И ровно через день сфинкс стал жертвой покушения, для общества оставшегося неразгаданным -- предположение, что это дело рук Одуванчика, отпадало сразу, ибо преступник обладал невероятной физической силой и действовал с маниакально, словно мстительной злобнстью. Орудовал он, скорее всего, тяжелой кувалдой: лапы, хвост, голова и правое плечо были отбиты полностью, в разных местах туловища зияли выбоины. Собственно, сфинкс существовать перестал -- от него сохранился бесформенный и безобразный обломок темного камня. Часть плит постамента была выворочена и разбита.
На публику это событие почему-то подействовало удручающе -- в нем видели упорное предзнаменование. Одуванчик имел скорбный вид и на все вопросы в ответ говорил одно и то же: нет, он не злорадствует, но оставить изваяние без охраны -безусловно, преступная халатность.
После этого лейтенант приставил на всякий случай к останкам сфинкса персонального часового; зная, что земля вокруг постамента заразная, тот, маясь бездельем, уныло ходил взад-вперед по пыльной дороге. Авторитет Одуванчика в городе с этих пор окончательно упрочился.
Следующая неделя принесла мне неожиданную встречу. Я вышел утром из дома, и на улице меня ждал человек. Какую-то долю секунды я не мог вспомнить, откуда я его знаю; на меня нахлынуло ощущение неприятного, дурного, и узнавать его не хотелось. Он был выше меня, с мощным торсом и массивною головой, посаженной прямо на плечи -- я преодолел, наконец, защитную реакцию памяти: передо мною стоял главный из трех, из тех трех парней, что пытались на пустоши закидать меня камнями. Сейчас он имел ошалелый, неуверенный вид, и взгляд его казался воспаленным.
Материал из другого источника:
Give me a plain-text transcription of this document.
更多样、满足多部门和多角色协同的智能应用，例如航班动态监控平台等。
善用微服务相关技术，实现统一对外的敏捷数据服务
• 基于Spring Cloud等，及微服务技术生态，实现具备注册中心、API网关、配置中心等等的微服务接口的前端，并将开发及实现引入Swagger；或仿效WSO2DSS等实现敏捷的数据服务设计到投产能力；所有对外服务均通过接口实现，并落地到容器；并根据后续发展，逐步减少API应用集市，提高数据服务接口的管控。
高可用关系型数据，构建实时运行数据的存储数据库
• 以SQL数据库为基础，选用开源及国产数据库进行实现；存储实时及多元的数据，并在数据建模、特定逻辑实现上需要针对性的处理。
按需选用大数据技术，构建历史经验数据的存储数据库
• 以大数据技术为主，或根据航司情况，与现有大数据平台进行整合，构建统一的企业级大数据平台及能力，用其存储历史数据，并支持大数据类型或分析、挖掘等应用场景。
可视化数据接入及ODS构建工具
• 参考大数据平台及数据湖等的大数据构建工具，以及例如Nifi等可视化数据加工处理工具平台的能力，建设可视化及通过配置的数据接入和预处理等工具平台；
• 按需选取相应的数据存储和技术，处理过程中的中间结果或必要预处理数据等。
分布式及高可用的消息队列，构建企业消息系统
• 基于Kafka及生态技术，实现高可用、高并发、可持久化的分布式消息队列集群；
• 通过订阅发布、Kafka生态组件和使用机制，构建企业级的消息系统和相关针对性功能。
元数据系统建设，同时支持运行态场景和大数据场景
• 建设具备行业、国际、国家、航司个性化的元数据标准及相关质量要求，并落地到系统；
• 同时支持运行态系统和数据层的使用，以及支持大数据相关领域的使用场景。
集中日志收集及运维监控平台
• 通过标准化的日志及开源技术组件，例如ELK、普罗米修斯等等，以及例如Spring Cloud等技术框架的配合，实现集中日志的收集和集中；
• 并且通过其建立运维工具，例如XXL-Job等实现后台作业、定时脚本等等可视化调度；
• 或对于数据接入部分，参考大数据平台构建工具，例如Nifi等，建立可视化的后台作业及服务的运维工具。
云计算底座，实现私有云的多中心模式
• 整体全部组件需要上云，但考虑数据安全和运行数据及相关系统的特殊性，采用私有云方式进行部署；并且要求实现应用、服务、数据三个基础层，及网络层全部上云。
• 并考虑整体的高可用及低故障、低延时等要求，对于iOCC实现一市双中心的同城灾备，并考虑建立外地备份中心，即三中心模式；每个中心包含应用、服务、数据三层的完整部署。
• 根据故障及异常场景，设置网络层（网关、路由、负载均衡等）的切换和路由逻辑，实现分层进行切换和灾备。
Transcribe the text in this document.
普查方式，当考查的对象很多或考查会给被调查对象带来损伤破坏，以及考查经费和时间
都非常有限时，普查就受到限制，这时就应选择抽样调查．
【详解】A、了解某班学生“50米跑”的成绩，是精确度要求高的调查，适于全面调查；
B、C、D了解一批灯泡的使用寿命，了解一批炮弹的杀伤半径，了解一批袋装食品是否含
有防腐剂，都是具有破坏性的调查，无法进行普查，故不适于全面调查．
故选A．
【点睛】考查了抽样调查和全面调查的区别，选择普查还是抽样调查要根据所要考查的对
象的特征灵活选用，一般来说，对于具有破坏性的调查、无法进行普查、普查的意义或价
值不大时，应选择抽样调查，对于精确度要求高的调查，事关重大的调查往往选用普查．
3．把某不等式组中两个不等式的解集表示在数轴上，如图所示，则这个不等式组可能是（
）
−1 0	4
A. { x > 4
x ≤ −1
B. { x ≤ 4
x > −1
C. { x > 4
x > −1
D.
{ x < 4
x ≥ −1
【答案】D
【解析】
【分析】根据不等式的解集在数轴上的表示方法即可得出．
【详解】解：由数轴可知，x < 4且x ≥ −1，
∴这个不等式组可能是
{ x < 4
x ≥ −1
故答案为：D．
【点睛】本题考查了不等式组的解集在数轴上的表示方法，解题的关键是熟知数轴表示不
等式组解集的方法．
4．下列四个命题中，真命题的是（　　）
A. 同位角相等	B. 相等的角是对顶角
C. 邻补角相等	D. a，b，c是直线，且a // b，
Он протянул мне свою огромную пятерню с явным намерением обменяться рукопожатием.
После того происшествия Крестовский не стал доводить дело до судебных инстанций, разумеется, с моего согласия. Приятель его, пострадавший больше меня -- трещина в черепе и сотрясение мозга -- тоже отказался от претензий. К тому же за этого, глыбообразного, просили соседи: он жил вдвоем с матерью, от старости уже совершенно беспомощной, за которой как-то присматривал, и вообще, человеком плохим он не считался. Так что зла я к нему не имел, но и приятности, естественно, не испытывал, и подать руку замешкался.
-- Вы... это... не обижайтесь... -- на лицо его медленно выползла неосмысленная улыбка, поразившая меня еще при первом, если можно так выразиться, знакомстве, -- потому что место... там место плохое... я в больницу иду...
Овладев собой, я протянул ему руку -- ладонь его оказалась горячей и неприятно сухой.
-- Давно это с вами?
-- Четыре дня... вс" от той статуи... мне сознаться надо... это я статую поуродовал...
И так же, как в момент встречи не хотелось его узнавать, сейчас мое сознание отказывалось принимать смысл его слов, и все-таки их достоверность не вызывала сомнений. Достаточно было взглянуть на его руки, чтобы понять: да, это сделал он, и никто другой не мог этого сделать.
-- А... зачем?
-- Ни за чем... так... место плохое... я ее ломом...
Он неловко переминался и смотрел на меня просительно, будто ожидая помощи или какого-то обещания, я же не мог понять, чего он от меня хочет.